The "clue" that the battery is filled is that after sagging a little the voltage comes back up pretty fast. When you see the "knee" in the voltage you know it's time to finish.
It helps to have separate wiring harnesses for charging and runtime. Runtime is 12S (40 volts) and charging is 3S (10 volts).
There's one more "crazy idea" that I want to try and that is "full parallel" and 220VAC power converting through a homemade transformer that delivers 1S (4 volts) at something like 600 amps. You could then fast charge without any worry about balancing. (since parallel cells automatically balance). Each cell would get it's own 10AWG set of wires. (so 12 times 10AWG @ 50 amps each is 600 amps)
A123 20ah * 12 = ~200 ah charging at 600 amps = ~3C charge rate @ ~2400 Watts
Full charge in ~200 ah * 4 volts = 800 wh, 800 wh / 2400 Watts = 20 minutes. (with complete balance)

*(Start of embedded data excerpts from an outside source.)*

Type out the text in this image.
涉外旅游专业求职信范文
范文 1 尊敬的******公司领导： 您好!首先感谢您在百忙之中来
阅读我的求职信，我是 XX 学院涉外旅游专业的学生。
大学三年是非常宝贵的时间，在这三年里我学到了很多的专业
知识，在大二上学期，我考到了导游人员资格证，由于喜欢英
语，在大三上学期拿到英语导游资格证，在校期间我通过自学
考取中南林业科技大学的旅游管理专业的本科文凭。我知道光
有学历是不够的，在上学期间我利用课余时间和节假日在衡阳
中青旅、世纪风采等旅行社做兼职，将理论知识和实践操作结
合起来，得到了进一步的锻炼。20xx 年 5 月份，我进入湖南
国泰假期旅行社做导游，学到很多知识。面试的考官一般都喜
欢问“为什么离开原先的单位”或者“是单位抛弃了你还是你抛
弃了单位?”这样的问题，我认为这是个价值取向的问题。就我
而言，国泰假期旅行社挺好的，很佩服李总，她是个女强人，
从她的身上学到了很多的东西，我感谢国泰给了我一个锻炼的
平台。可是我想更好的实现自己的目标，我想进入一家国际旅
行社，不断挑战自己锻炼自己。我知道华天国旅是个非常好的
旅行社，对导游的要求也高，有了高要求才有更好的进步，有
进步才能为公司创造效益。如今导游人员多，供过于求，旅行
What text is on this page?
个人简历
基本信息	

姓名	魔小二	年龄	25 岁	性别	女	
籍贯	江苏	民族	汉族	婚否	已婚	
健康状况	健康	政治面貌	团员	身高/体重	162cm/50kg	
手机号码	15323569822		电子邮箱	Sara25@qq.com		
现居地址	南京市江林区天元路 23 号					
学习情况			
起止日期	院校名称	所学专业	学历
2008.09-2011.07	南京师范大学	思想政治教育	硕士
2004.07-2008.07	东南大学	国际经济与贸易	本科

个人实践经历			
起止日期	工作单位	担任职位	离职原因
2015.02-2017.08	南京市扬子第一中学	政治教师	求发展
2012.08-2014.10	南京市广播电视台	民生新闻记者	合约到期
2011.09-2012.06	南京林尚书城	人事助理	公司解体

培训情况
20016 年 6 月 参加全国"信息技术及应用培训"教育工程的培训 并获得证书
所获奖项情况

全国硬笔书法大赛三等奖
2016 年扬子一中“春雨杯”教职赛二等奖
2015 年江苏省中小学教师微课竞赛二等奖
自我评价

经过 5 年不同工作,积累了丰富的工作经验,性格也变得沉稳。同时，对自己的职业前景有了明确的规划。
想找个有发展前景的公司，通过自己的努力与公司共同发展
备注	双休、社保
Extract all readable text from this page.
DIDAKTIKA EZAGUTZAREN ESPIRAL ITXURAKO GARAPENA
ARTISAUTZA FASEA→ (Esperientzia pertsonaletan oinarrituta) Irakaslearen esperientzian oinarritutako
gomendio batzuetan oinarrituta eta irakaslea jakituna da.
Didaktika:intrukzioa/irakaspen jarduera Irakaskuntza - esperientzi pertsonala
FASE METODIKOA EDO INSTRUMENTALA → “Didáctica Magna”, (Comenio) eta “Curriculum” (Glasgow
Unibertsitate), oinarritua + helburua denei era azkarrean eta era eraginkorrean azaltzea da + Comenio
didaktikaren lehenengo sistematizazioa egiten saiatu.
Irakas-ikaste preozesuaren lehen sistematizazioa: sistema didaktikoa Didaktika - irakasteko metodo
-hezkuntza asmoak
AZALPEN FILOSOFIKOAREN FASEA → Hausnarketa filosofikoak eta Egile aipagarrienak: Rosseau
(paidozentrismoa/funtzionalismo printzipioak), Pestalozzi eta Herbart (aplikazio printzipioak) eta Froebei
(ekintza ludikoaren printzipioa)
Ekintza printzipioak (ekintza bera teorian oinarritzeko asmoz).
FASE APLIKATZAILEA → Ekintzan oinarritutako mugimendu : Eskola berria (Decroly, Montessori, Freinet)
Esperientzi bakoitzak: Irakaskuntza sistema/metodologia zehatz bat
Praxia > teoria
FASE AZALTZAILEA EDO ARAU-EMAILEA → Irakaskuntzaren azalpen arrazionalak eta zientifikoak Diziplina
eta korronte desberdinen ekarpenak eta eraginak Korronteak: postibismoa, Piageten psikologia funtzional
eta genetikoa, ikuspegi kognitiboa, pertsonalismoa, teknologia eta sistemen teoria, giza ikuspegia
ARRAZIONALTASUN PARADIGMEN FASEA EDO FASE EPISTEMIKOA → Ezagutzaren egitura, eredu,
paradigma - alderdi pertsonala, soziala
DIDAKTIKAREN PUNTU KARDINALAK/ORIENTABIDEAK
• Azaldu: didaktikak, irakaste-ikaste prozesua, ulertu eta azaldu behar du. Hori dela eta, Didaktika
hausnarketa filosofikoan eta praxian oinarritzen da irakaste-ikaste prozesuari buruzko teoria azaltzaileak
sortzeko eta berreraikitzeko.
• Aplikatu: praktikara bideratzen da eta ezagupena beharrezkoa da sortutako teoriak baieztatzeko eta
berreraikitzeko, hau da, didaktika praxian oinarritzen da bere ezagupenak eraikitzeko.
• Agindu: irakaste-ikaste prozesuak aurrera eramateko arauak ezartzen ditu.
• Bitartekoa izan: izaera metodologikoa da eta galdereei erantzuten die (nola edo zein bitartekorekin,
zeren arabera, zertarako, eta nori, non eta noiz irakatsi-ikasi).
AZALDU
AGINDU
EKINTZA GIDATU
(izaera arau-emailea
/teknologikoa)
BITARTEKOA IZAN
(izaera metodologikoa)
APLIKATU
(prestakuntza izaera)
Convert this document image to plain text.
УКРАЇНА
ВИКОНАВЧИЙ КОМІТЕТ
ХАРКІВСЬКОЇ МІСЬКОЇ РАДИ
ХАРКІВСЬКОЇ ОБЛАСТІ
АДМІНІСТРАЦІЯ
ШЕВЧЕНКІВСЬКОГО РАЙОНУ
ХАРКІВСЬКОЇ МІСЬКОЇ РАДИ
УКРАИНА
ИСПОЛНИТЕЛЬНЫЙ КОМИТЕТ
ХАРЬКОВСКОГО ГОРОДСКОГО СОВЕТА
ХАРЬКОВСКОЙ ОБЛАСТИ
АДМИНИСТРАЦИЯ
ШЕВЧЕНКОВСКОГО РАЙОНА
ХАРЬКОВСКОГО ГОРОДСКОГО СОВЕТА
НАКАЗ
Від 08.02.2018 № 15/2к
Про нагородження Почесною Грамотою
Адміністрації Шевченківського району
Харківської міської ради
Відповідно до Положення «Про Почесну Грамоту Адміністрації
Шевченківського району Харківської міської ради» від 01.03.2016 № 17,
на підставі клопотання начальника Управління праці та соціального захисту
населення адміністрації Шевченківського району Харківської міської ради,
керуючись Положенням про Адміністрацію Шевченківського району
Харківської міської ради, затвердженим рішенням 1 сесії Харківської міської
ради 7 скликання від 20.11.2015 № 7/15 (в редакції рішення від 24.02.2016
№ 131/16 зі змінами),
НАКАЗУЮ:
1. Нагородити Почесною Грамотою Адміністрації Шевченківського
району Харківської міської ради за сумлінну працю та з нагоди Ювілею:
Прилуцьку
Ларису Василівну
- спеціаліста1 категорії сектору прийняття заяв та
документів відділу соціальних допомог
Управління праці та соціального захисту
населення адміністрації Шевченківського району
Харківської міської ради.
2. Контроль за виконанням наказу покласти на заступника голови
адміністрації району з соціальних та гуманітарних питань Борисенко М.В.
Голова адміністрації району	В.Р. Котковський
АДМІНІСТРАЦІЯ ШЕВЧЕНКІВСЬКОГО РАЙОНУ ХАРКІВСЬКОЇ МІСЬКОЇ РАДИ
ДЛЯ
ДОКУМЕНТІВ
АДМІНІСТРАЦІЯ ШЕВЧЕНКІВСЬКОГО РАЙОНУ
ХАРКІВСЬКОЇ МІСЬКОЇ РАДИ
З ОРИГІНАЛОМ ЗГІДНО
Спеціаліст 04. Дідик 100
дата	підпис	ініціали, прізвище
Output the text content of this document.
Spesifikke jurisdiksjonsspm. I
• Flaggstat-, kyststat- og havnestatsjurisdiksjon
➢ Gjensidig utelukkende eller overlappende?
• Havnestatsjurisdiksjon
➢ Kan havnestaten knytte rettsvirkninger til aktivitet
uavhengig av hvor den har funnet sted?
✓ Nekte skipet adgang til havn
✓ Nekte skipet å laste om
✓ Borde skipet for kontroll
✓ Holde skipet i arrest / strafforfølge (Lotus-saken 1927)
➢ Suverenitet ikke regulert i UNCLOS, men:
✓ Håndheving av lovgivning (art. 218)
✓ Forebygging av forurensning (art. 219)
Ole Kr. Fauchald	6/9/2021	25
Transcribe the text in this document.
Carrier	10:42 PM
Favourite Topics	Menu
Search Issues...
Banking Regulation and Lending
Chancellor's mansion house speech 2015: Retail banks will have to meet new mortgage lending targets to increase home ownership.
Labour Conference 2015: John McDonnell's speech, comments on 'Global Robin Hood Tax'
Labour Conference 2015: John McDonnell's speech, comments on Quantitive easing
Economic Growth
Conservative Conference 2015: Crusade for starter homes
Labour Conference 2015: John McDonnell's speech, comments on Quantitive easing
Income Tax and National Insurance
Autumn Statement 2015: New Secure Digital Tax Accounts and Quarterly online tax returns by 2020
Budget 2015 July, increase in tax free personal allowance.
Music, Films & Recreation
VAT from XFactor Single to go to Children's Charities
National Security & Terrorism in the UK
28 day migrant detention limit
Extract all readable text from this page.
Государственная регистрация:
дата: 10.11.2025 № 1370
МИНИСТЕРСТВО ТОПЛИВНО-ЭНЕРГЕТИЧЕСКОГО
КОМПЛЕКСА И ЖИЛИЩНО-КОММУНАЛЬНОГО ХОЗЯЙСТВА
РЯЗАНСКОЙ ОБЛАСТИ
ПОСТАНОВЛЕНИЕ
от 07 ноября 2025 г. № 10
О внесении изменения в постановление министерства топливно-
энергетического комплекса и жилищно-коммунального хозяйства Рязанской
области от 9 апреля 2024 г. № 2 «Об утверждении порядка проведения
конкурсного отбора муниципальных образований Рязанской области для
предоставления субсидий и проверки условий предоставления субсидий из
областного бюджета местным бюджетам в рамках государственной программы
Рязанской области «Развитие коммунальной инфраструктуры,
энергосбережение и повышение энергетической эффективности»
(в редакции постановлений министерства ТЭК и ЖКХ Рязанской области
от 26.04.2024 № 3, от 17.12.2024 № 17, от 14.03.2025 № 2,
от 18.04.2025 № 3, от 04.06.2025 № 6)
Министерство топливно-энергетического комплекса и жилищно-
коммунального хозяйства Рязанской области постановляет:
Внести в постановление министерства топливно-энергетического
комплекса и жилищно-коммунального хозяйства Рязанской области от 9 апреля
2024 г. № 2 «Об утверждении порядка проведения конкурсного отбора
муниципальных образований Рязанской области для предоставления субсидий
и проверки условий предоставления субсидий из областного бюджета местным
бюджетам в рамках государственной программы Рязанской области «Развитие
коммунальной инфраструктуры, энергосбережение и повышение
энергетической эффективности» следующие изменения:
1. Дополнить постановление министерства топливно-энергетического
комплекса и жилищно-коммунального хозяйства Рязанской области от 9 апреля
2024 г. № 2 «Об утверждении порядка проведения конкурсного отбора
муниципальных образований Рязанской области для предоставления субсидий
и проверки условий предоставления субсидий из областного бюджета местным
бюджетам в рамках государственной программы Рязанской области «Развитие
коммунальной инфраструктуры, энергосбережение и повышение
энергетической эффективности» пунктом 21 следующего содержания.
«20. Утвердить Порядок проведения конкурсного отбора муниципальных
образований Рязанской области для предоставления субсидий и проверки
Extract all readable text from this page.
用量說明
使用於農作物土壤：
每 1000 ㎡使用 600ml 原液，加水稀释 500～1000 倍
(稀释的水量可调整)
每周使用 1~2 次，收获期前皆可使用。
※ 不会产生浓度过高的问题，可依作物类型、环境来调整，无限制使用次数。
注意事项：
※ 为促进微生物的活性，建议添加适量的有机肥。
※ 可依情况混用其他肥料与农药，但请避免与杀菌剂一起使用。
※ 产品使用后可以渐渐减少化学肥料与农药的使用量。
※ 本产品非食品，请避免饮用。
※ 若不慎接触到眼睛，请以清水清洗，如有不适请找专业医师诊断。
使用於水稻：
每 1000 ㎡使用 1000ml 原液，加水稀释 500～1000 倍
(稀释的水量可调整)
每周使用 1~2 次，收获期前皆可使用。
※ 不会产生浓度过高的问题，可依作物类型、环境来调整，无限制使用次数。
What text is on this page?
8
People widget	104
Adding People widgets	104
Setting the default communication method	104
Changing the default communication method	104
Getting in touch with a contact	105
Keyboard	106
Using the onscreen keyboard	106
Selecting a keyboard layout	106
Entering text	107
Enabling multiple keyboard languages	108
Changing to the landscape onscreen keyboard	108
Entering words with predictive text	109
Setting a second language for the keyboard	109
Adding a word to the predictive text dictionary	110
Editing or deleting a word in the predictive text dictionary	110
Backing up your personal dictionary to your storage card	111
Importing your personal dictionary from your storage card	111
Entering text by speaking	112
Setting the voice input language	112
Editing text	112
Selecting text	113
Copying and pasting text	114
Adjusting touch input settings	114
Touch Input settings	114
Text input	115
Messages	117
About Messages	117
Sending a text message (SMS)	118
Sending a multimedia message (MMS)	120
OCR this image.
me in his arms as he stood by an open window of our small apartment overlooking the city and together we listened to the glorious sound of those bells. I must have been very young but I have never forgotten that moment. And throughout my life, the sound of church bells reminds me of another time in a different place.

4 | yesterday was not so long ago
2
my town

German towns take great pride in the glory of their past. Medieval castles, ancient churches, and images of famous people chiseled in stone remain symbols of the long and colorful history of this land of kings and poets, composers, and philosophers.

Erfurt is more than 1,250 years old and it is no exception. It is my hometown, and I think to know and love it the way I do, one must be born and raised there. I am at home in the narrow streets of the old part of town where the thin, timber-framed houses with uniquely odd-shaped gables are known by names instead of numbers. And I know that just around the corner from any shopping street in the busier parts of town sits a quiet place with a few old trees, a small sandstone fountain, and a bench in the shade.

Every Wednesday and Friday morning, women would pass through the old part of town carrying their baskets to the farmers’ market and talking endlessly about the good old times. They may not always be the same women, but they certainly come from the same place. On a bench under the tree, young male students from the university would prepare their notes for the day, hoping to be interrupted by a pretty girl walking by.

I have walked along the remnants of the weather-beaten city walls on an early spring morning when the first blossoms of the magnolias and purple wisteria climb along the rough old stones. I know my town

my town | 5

...this is assuming the A123 cells will charge at 3C which is unclear. The cells tend to "like" to absorb at a rate that seems to reflect the internal processes of the chemistry. This rate may or may not work. It's also likely that this much power while fast charging will cause the cells to degrade faster.
The car-to-ebike concept seems to be a success already... so that's done. :)
I'm running 40 amps right now (23 lbs of Force) but plan to increase to 43 amps to get an even 25 lbs of Force.
Because of the low gearing you spend a lot of time in the high efficiency region around 28-29 mph.
The ideal setting for highest efficiency is 25 amps. (14 lbs or "One Stone")
...getting close to done on the bike rack.
I will be trying the ebike rack by taking a 200 mile trip in the next couple days.
Sure hope it doesn't break. :(
It seems rigid now after adding a lot of extra bracing, but you never know how something like this will handle the bumps on the freeway. The idea of six years of work breaking off the back of the car and bouncing on the ground is a little scary.
(the entire rack is attached with four bolts... standard towing rack location)
...finally got leaned over enough to wear in the sides of the tire.